Crime and Punishment Essay

Custom Student Mr. Teacher ENG 1001-04 9 November 2016

Crime and Punishment

The meaning of “Notes from Underground” to the artistic world is difficult to overestimate. As mentioned by L. P. Grosman: “’Notes from Underground’ – is one of the most exposing compositions of Dostoyevsky. Never has it happened again that he opens up in such fullness all of his most intimate thoughts, not meant for show secrets of his heart” (Grosman, 299). Becoming the prelude to other great works of Dostoyevsky, “Notes from Underground” influenced world literature, not only Russian literary growth.

Merezhkovskii thought that the main difference between Dostoyevsky’s and Nietzsche’s “last freedoms” is that Dostoyevsky, growing “underground” ideas in his characters, but not completing them still tried to “grasp” onto Russian orthodoxy, while the other – praised the man: “Just as Nietzsche […] Dostoyevsky considers the last gift of freedom to be the man-god, the antichrist, with the difference in the two being that Nietzsche blesses this gift, and Dostoyevsky curses it” (Merezhkovskii, 217 – 218).

By the thoughts of Berdyaev, if before “Notes from Underground” Dostoyevsky was no more than a: humanist, full of compassion for the ‘poor people’, the ‘humiliated and insulted’, the characters of the ‘House of the Dead’, then from ‘Notes from Underground’ begins the brilliant ideological dialectic of Dostoyevsky. He is no longer simply a psychologist, he is a metaphysician; he explores, to the depths, the tragedies of human spirit. He is no longer a humanist by the old meaning of the word; He has completely torn away from Belinsky’s humanism. (Berdyaev, 36).

At the same time Berdyaev did not share this opinion with Shestov about Dostoyevsky being an exclusive underground psychologist: “Dostoyevsky possesses underground psychology only in the moment of the spiritual journey of man. He does not leave us in the hopeless circle of underground psychology, he removes us from it” (Berdyaev, 141).

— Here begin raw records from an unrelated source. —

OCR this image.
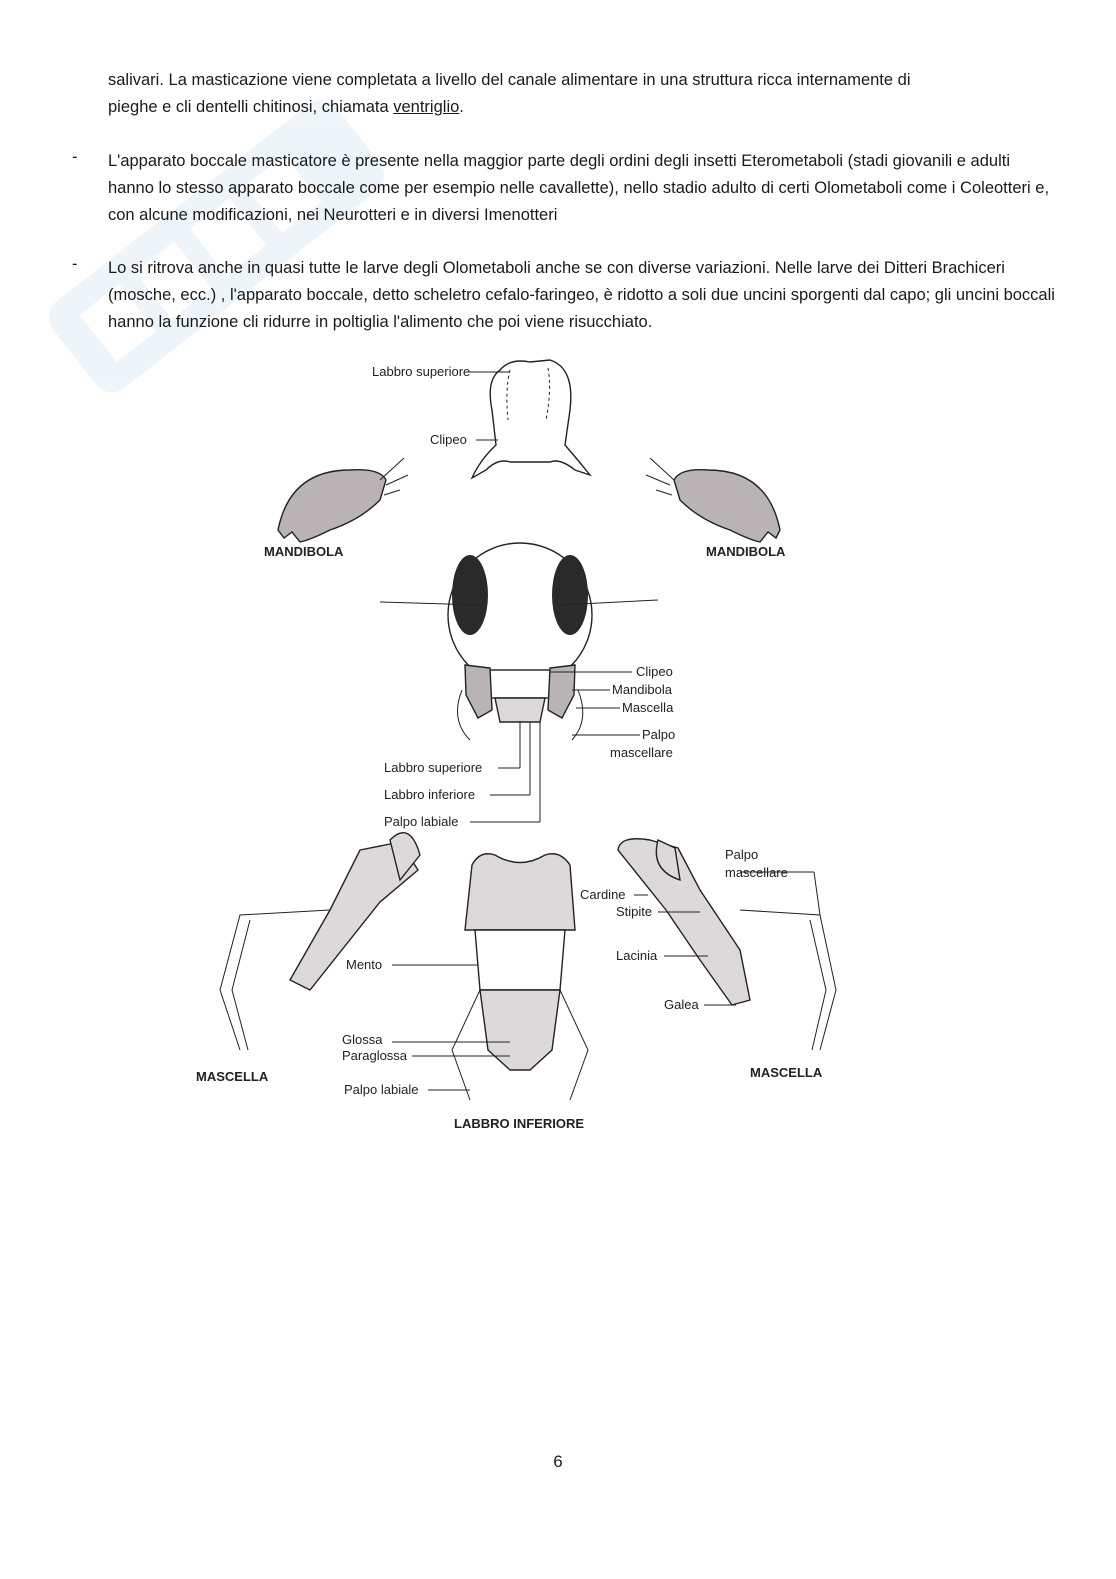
salivari. La masticazione viene completata a livello del canale alimentare in una struttura ricca internamente di

pieghe e cli dentelli chitinosi, chiamata ventriglio.

- L'apparato boccale masticatore è presente nella maggior parte degli ordini degli insetti Eterometaboli (stadi giovanili e adulti hanno lo stesso apparato boccale come per esempio nelle cavallette), nello stadio adulto di certi Olometaboli come i Coleotteri e, con alcune modificazioni, nei Neurotteri e in diversi Imenotteri

- Lo si ritrova anche in quasi tutte le larve degli Olometaboli anche se con diverse variazioni. Nelle larve dei Ditteri Brachiceri (mosche, ecc.) , l'apparato boccale, detto scheletro cefalo-faringeo, è ridotto a soli due uncini sporgenti dal capo; gli uncini boccali hanno la funzione cli ridurre in poltiglia l'alimento che poi viene risucchiato.

Labbro superiore
Clipeo
MANDIBOLA	MANDIBOLA
Clipeo
Mandibola
Mascella
Palpo
mascellare
Labbro superiore
Labbro inferiore
Palpo labiale
MASCELLA
Mento
Glossa
Paraglossa
Palpo labiale
LABBRO INFERIORE
Palpo
mascellare
Cardine
Stipite
Lacinia
Galea
MASCELLA
6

Losing humanistic faith in man, Dostoyevsky has no choice but to be loyal to the Christian principles, deepening, strengthening and enriching them; therefore, he cannot be a “gloom, hopelessly-pessimistic” writer.

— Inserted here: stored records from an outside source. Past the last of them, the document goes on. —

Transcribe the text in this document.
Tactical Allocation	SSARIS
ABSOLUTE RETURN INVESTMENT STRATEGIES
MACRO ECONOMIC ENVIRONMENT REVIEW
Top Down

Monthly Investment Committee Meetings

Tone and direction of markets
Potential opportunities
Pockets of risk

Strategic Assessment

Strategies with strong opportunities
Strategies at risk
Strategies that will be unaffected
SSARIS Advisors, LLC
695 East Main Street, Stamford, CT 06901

In his darkest and most painful moments Dostoyevsky has the “light of Christ” – the “freeing light” (37). “Notes from Underground” was praised as one of the most reaction producing stories by Yermylov, where-in was conducted not only “malicious controversy” with the novel of a “genius” Russian revolutionary-democrat NG Chernyshevsky, but also told about “moral crimes”. Thus “in the face of the conscience of mankind” Dostoyevsky’s role in moral crime proved “heavy” because “you cannot talk about the crime with malice! ” (Yermylov, 42 – 43).

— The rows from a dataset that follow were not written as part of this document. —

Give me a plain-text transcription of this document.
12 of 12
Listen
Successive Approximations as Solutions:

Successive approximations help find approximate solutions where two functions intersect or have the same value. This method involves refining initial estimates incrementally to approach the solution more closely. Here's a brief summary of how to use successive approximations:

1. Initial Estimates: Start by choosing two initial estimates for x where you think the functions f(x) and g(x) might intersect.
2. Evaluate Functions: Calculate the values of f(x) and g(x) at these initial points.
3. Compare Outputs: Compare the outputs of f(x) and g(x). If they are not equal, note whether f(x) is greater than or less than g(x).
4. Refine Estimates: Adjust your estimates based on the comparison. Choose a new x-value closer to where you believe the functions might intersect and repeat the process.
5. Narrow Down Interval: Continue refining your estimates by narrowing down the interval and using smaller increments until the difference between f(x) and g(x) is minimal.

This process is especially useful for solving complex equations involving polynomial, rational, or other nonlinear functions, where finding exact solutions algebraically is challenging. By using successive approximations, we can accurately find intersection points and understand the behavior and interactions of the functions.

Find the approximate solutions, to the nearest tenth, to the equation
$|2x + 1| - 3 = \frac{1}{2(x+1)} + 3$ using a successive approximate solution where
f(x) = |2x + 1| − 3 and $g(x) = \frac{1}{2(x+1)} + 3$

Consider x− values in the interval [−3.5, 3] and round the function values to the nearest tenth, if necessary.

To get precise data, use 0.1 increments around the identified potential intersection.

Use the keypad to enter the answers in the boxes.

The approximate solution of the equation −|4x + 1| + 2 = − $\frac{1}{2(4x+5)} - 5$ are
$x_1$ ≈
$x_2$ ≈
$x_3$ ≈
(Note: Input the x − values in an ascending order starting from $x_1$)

Exploring the works of the 1860’s, in particular the novel “Notes from Underground”, Kirpotin concluded about the importance of its poetics for all following works of Dostoyevsky and specific to his novel form: The poetics of ‘Notes from Underground’ contains within it undeveloped poetics from the later works of Dostoyevsky. The merging of philosophy and narration in ‘Notes from Underground’, and its dissolution in the story soon after […] led to the creation of the first great novel by Dostoyevsky – ‘Crime and Punishment’, a new novel which was specific to Dostoyevsky’s type.

(Kirpotin, 472, 475) The genius of Dostoyevsky in “Notes from Underground” is expressed in that he felt, and strongly expressed the psychology of philosophical experience. Demonstrating how one’s character forms or deforms under heavy influence, he was able to show the crystallization of the human spirit; this concept has gained world renowned meaning. Separating Dostoyevsky from his character and considering “Notes from Underground” as a complete work of art and nothing less, Kirpotin admitted the truth expressed in the story about the author’s vision, retaining its aesthetic nature.

However, through aesthetics Dostoyevsky “peered into anthology, into the philosophy of the world, into space and society”, but – stated Kirpotin – “as he understood them, of course” (Kirpotin, 175). Understanding the writer, according to Kirpotin was inadequate for the ideas of the advanced people in society; Dostoyevsky kept to his ingenious artistic discoveries despite his beliefs.

Prospective studies carried out under the archetypal approach in the study of the “underground” image help find the answers to a number of important questions about this work: on the true place of the man from the “underground” in Dostoyevsky’s work, on the expressive or un-expressive characteristics in all its characters and on the means of poetic incarnation of the “underground” phenomenon, on the influence of the image of an “underground” hero on the classic works of world literature, which spawned a whole gallery of “underground” characters.